L’année 2021 est emblématique des luttes pour l’égalité : elle commémore les cinquante ans du suffrage féminin au niveau fédéral et les quarante ans de l’inscription de l’égalité des femmes et des hommes dans la Constitution suisse. Si nous vivions dans un monde idéal, ces deux événements auraient dû permettre aux femmes suisses d’obtenir une égalité longtemps espérée. Pourtant, le 14 juin 1991, 500 000 d’entre elles se mettent en grève sous l’impulsion de l’Union syndicale suisse. Il s’agit d’une action symbolique qui amène les femmes à hausser la voix, car l’égalité tant attendue n’existe finalement que sur le papier. Pour un travail égal et à compétences égales, les femmes gagnent toujours moins que les hommes. Il existe également des problèmes liés aux rentes AVS, à la conciliation entre vie privée et vie professionnelle, aux doubles journées de travail et à la charge mentale, au manque de place dans les crèches, au harcèlement sexuel. Les femmes se parent alors de fuchsia ou de violet et mènent de nombreuses actions en ce 14 juin 1991 : débrayages, féminisation des noms de rues, grève du zèle dans les foyers, manifestations, pique-niques, cortèges. En 1996, la loi fédérale sur l’égalité entre femmes et hommes entre en vigueur. Une fois de plus, les Suissesses et les Suisses pouvaient espérer de réels changements et une application plus stricte de l’égalité. Mais le 14 juin 2019 est venu nous rappeler que, dans notre pays, les femmes affrontent encore et toujours des inégalités qui devraient pourtant appartenir au passé : salaires inégaux, rentes AVS trop basses, travail sur appel et précarisation, inexistence d’un congé paternité ou d’un congé parental, congé maternité trop court, manque de protection durant la grossesse, harcèlement sexuel toujours lié au fardeau de la preuve, violences domestiques, manque de représentation politique, discriminations liées au genre, à la couleur de peau… La mobilisation s’avère encore plus importante qu’en 1991, plus de 500 000 personnes descendent dans les rues des villes de Suisse. Et à 15 h 24 – heure symbolique à partir de laquelle les femmes ne sont plus payées – le mouvement atteint son apogée. Beaucoup d’observateurs parlent depuis de ce 14 juin 2019 comme d’un événement historique.

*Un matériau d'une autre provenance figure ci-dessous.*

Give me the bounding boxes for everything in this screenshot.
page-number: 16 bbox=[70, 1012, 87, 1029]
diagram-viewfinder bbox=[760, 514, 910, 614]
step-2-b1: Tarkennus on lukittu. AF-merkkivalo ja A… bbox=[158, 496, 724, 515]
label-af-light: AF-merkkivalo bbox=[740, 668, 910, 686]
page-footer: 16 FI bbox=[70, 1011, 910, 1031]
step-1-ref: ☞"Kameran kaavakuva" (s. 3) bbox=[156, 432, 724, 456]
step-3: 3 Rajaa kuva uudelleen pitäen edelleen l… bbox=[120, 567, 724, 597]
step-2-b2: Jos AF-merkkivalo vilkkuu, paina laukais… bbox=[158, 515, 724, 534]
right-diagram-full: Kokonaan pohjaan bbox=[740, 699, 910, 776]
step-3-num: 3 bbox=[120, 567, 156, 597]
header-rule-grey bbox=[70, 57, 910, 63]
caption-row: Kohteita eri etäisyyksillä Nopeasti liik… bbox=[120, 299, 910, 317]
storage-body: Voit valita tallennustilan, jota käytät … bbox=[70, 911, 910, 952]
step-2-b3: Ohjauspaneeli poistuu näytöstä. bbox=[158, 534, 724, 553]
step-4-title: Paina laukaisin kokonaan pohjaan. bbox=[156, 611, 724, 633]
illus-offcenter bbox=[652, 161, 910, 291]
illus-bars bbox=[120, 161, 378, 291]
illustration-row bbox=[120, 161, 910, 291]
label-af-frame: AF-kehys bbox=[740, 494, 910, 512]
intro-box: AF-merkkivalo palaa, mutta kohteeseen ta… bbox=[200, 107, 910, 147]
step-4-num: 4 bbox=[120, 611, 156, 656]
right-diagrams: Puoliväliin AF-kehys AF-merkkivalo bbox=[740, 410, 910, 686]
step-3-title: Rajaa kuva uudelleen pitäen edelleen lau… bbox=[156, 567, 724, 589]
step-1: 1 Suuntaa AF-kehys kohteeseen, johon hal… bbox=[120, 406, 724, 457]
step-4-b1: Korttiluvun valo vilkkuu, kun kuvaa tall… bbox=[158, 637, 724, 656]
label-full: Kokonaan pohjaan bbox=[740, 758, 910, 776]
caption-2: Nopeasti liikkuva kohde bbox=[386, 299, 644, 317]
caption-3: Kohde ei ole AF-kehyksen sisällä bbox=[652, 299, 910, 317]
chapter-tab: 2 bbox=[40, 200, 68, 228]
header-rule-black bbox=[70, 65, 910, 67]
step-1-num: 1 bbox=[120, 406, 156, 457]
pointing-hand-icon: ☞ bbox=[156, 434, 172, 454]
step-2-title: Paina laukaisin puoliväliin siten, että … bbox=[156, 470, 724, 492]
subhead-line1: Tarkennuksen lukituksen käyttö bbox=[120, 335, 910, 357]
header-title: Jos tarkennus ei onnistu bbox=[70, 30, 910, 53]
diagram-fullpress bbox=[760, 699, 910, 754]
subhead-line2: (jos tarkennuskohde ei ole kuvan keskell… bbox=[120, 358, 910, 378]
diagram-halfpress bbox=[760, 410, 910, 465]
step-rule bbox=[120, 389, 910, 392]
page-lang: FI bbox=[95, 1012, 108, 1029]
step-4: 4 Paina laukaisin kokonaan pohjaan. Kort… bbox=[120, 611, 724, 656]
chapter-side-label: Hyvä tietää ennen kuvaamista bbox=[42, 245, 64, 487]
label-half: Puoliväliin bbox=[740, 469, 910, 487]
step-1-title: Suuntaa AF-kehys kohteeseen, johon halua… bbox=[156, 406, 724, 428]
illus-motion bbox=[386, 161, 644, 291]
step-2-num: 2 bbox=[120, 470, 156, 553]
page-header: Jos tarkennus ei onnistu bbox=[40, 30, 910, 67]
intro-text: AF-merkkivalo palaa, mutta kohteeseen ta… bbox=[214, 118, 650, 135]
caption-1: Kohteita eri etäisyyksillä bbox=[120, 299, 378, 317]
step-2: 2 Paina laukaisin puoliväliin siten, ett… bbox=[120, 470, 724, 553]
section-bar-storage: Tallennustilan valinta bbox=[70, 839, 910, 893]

1971, 1981, 1991, 2019, 2021… Toutes ces années portent en elles une forte valeur symbolique dans l’histoire des femmes suisses, et peut-être même devrions-nous écrire dans l’Histoire suisse – avec un grand « H » – tout simplement, afin de lutter contre l’invisibilisation des femmes dans les livres d’Histoire. Pour illustrer les combats des femmes, il en est un qui pourrait paraître anecdotique, mais qui pourtant s’avère révélateur du fonctionnement de notre société, de l’évolution des moeurs de notre pays, de la place octroyée aux femmes et aux hommes dans les sphères publique et privée : l’enseignement ménager. Ce que nous vous proposons de découvrir dans ce numéro de la revue Intervalles, c’est un mouvement contestataire féministe biennois, mené par des jeunes femmes courageuses et qui a abouti à un changement de plan d’études qui respecte enfin l’égalité entre filles et garçons. Car, comme l’a rappelé Marion Police dans un article paru dans le journal Le Temps le 12 juin 2020 : « S’il est bien une chose indispensable pour atteindre l’égalité des droits et abolir les injustices dont les femmes font les frais, c’est l’éducation. »
En seconde partie de ce numéro, nous vous proposons de revenir sur cette histoire par le biais d’une rencontre avec l’une des grévistes de l’époque, Danièle Tosato-Rigo, aujourd’hui professeure d’histoire à l’Université de Lausanne, et Barbara Ruf, responsable du Bureau cantonal bernois de l’égalité entre la femme et l’homme. Au travers d’une interview croisée, elles évoquent l’esprit qui régnait à la fin des années 1970, début 1980, ainsi que l’importance de cette grève des casseroles, laquelle, comme de nombreux autres petits mouvements de protestation, a mis le doigt sur un problème réel et contribué aux changements de mentalités et de lois.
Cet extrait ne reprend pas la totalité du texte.